If you have ever pondered your own mortality, you have probably fantasized about all the things you would say, see, and eat just before shuffling off that mortal coil. Fate doesn’t give most of us the chance to execute these designs, but that shouldn’t stop us from imagining the perfect final repast. To inspire your morbid culinary musings, here are my Top Five Greatest Last Meals consumed by some of our dearly (and not-so-dearly) departed.
5. Lobster Tail, Butterfly Shrimp, Baked Potato, and Strawberry Cheesecake
Apparently convicted murderers can be foodies too. Eschewing other more plebian (and otherwise popular) final food requests like hamburgers, fried chicken, and ice cream, Ronnie Lee Gardner dined on surf ‘n’ turf plus some all-American dessert just before his execution. I am guessing death by firing squad didn’t aid in his digestion.
4. French Onion Soup
The American queen of French cookery, Julia Child said her final “bon appétit” over a bowl of soupe à l’oignon gratinée at the very ripe old age of 91. The spry and ever fastidious Child probably grated the swiss and parmesan cheese by hand for this savory soup, and, I hope, snuck herself a few final nips of cognac.
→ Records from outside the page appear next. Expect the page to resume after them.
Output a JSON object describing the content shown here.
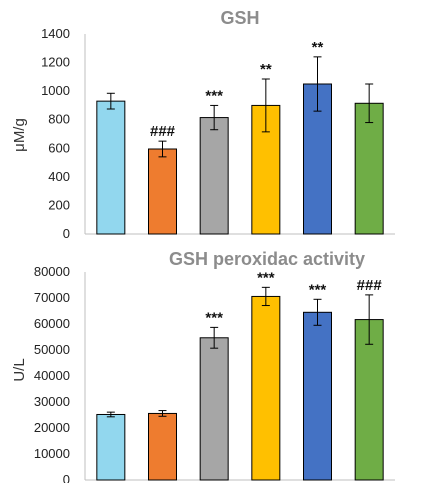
{
  "chart_data": [
    {
      "type": "bar",
      "title": "GSH",
      "ylabel": "μM/g",
      "ylim": [
        0,
        1400
      ],
      "yticks": [
        "0",
        "200",
        "400",
        "600",
        "800",
        "1000",
        "1200",
        "1400"
      ],
      "categories": [
        "",
        "",
        "",
        "",
        "",
        ""
      ],
      "values": [
        930,
        595,
        815,
        900,
        1050,
        915
      ],
      "errors": [
        55,
        55,
        85,
        185,
        190,
        135
      ],
      "colors": [
        "#92d7ee",
        "#ee7c2f",
        "#a6a6a6",
        "#ffc000",
        "#4472c4",
        "#6fad46"
      ],
      "annotations": [
        "",
        "###",
        "***",
        "**",
        "**",
        ""
      ],
      "grid": false
    },
    {
      "type": "bar",
      "title": "GSH peroxidac activity",
      "ylabel": "U/L",
      "ylim": [
        0,
        80000
      ],
      "yticks": [
        "0",
        "10000",
        "20000",
        "30000",
        "40000",
        "50000",
        "60000",
        "70000",
        "80000"
      ],
      "categories": [
        "",
        "",
        "",
        "",
        "",
        ""
      ],
      "values": [
        25200,
        25600,
        54700,
        70600,
        64500,
        61700
      ],
      "errors": [
        900,
        1100,
        4000,
        3500,
        5000,
        9500
      ],
      "colors": [
        "#92d7ee",
        "#ee7c2f",
        "#a6a6a6",
        "#ffc000",
        "#4472c4",
        "#6fad46"
      ],
      "annotations": [
        "",
        "",
        "***",
        "***",
        "***",
        "###"
      ],
      "grid": false
    }
  ]
}
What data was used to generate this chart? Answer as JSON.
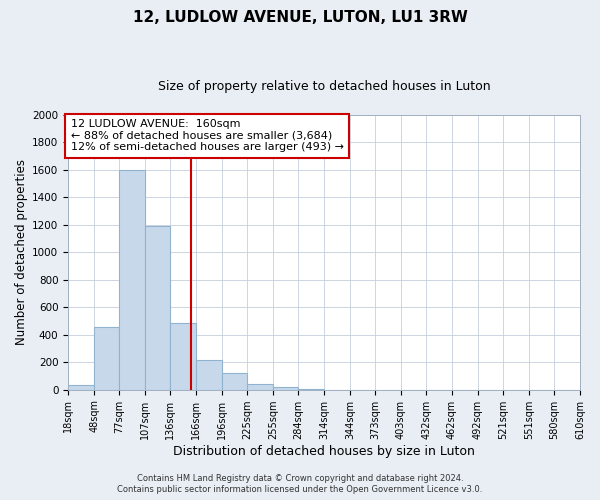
{
  "title": "12, LUDLOW AVENUE, LUTON, LU1 3RW",
  "subtitle": "Size of property relative to detached houses in Luton",
  "xlabel": "Distribution of detached houses by size in Luton",
  "ylabel": "Number of detached properties",
  "bin_edges": [
    18,
    48,
    77,
    107,
    136,
    166,
    196,
    225,
    255,
    284,
    314,
    344,
    373,
    403,
    432,
    462,
    492,
    521,
    551,
    580,
    610
  ],
  "bin_counts": [
    35,
    455,
    1600,
    1195,
    485,
    215,
    120,
    45,
    18,
    5,
    0,
    0,
    0,
    0,
    0,
    0,
    0,
    0,
    0,
    0
  ],
  "bar_color": "#c8d8eb",
  "bar_edgecolor": "#90b4d0",
  "property_size": 160,
  "vline_color": "#cc0000",
  "annotation_box_edgecolor": "#cc0000",
  "annotation_text_line1": "12 LUDLOW AVENUE:  160sqm",
  "annotation_text_line2": "← 88% of detached houses are smaller (3,684)",
  "annotation_text_line3": "12% of semi-detached houses are larger (493) →",
  "tick_labels": [
    "18sqm",
    "48sqm",
    "77sqm",
    "107sqm",
    "136sqm",
    "166sqm",
    "196sqm",
    "225sqm",
    "255sqm",
    "284sqm",
    "314sqm",
    "344sqm",
    "373sqm",
    "403sqm",
    "432sqm",
    "462sqm",
    "492sqm",
    "521sqm",
    "551sqm",
    "580sqm",
    "610sqm"
  ],
  "ylim": [
    0,
    2000
  ],
  "yticks": [
    0,
    200,
    400,
    600,
    800,
    1000,
    1200,
    1400,
    1600,
    1800,
    2000
  ],
  "footnote1": "Contains HM Land Registry data © Crown copyright and database right 2024.",
  "footnote2": "Contains public sector information licensed under the Open Government Licence v3.0.",
  "bg_color": "#e8eef4",
  "plot_bg_color": "#ffffff",
  "grid_color": "#c5d0dc",
  "title_fontsize": 11,
  "subtitle_fontsize": 9,
  "xlabel_fontsize": 9,
  "ylabel_fontsize": 8.5,
  "tick_fontsize": 7,
  "annotation_fontsize": 8,
  "footnote_fontsize": 6
}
He wrote well. He ate well. A few hours before committing suicide, Ernest Hemingway had his final meal of meat and potatoes while dining with friends at the Christiania restaurant in Ketchum, Idaho. Here’s also to menu substitutions: The famed novelist supposedly requested a Caesar salad instead of boring mixed greens.
2. Bread and Wine
The original Last Supper, hosted by Chef J.C., otherwise known as the Son of God. Simple, satisfying, and, dare I say, divine? (Oh, come on. You knew that was coming.)
1. Consommé Olga, Poached Salmon with Mousseline sauce, Lamb with Mint Sauce, Roast Duck with Apple Sauce, Sirloin of Beef with Chateau Potatoes, Stuffed Summer Squash, Creamed Carrots, Green Peas, Foie Gras, Waldorf Pudding, Chocolate and Vanilla Éclairs, Peaches in Chartreuse Jelly, and Ice Cream
So read the dinner menu for the first-class passengers of the R.M.S. Titantic the night it struck an iceberg. Unlike the poor fools in steerage who probably choked down stale biscuits just before putting on their life jackets, these lucky bastards plunged into the icy depths stuffed with haute cuisine. At least rich and poor alike were able to wait the requisite hour-after-eating to swim, as the ship didn’t sink until around 2 a.m. the next morning.